Member of the Legislative Council of Papua and New Guinea
- In office 1951–1958
- Succeeded by: Geoffrey Roscoe

Director of Education of Nauru
- In office 1937–1938

Personal details
- Born: 18 August 1898 Ballarat, Victoria
- Died: 11 July 1967 (aged 68) London, United Kingdom

= William Groves (educator) =

Australian educator and public servant

William Charles Groves (18 August 1898 – 11 July 1967) was an Australian educator and public servant. He served as Director of Education in Nauru and Papua and New Guinea between 1937 and 1958. He was also a member of the Legislative Council of Papua and New Guinea from 1951 to 1958.

==Biography==
Groves was born in Ballarat in Victoria in 1898 to William Charles Groves and Sarah Groves (née Gribble). After matriculating at Ballarat High School, he began work as a teacher for the Victorian Education Department. He joined the Australian army in 1915, and was made a sergeant in August 1916, becoming the youngest-ever sergeant in the Australian military. He served in Egypt and France with the 14th Battalion, and taken as a prisoner of war at Riencourt in 1917.

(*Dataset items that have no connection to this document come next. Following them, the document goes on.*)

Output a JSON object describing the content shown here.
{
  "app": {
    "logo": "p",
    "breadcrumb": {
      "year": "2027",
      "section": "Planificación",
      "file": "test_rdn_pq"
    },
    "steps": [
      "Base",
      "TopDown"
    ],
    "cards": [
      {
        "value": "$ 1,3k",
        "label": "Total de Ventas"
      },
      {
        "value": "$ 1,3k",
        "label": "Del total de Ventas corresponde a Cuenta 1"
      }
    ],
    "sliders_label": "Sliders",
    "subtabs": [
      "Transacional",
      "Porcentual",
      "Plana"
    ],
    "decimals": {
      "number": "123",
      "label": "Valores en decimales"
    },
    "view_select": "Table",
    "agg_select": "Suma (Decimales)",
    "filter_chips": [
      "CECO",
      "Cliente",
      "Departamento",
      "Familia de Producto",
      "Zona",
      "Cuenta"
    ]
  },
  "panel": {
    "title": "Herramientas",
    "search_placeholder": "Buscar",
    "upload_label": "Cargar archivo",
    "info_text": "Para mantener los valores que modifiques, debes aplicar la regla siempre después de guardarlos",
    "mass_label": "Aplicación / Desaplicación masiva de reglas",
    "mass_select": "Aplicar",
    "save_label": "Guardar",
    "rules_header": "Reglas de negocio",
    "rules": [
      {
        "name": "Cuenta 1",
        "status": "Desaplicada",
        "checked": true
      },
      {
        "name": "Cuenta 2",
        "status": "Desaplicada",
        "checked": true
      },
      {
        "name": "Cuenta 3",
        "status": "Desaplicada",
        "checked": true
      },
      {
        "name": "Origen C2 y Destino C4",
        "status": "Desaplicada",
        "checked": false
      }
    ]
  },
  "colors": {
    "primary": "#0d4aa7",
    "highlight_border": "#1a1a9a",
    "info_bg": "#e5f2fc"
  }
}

After returning to Australia in 1919, he rejoined the Victorian Education Department. In 1922 he was seconded to the Territory of New Guinea, where he taught in schools in Kokopo and Malaguna. He married Doris Kathleen Frances Smith, a fellow teacher, in 1925. The couple had four children; one son and three daughters. He subsequently returned to Australia, and in 1927 began lecturing Melbourne Teachers' College. He studied part-time and earned a BA from the University of Melbourne in 1928, and later completed a course in social anthropology at the University of Sydney.

Between 1932 and 1934, Groves worked in New Guinea as part of a research fellowship for the Australian National Research Council. In 1934, he was elected a fellow of the Royal Anthropological Institute of Great Britain and Ireland. He returned to the territory on another research assignment in 1936, and the following year was appointed Director of Education for Nauru. He remained in Nauru until 1938, before carrying out work surveying educational needs in the Solomon Islands in 1939 and 1940. He then returned to New Guinea and joined the Australian Army Reserve in June 1941. In December 1942 he transferred to the Second Australian Imperial Force, joining the Army Education Unit. At the end of the war he was appointed Director of Education for the Territory, also helping to re-establish the local scout movement. He joined the Executive Council of the territory in 1949, Following the 1951 elections, he was appointed to the Legislative Council as an official member.

After retiring in 1958, he became a researcher for the Australian National University and the Victorian Education Department, as well as lecturing at Burwood Teachers' College. He died in London in July 1967 during a trip to Europe.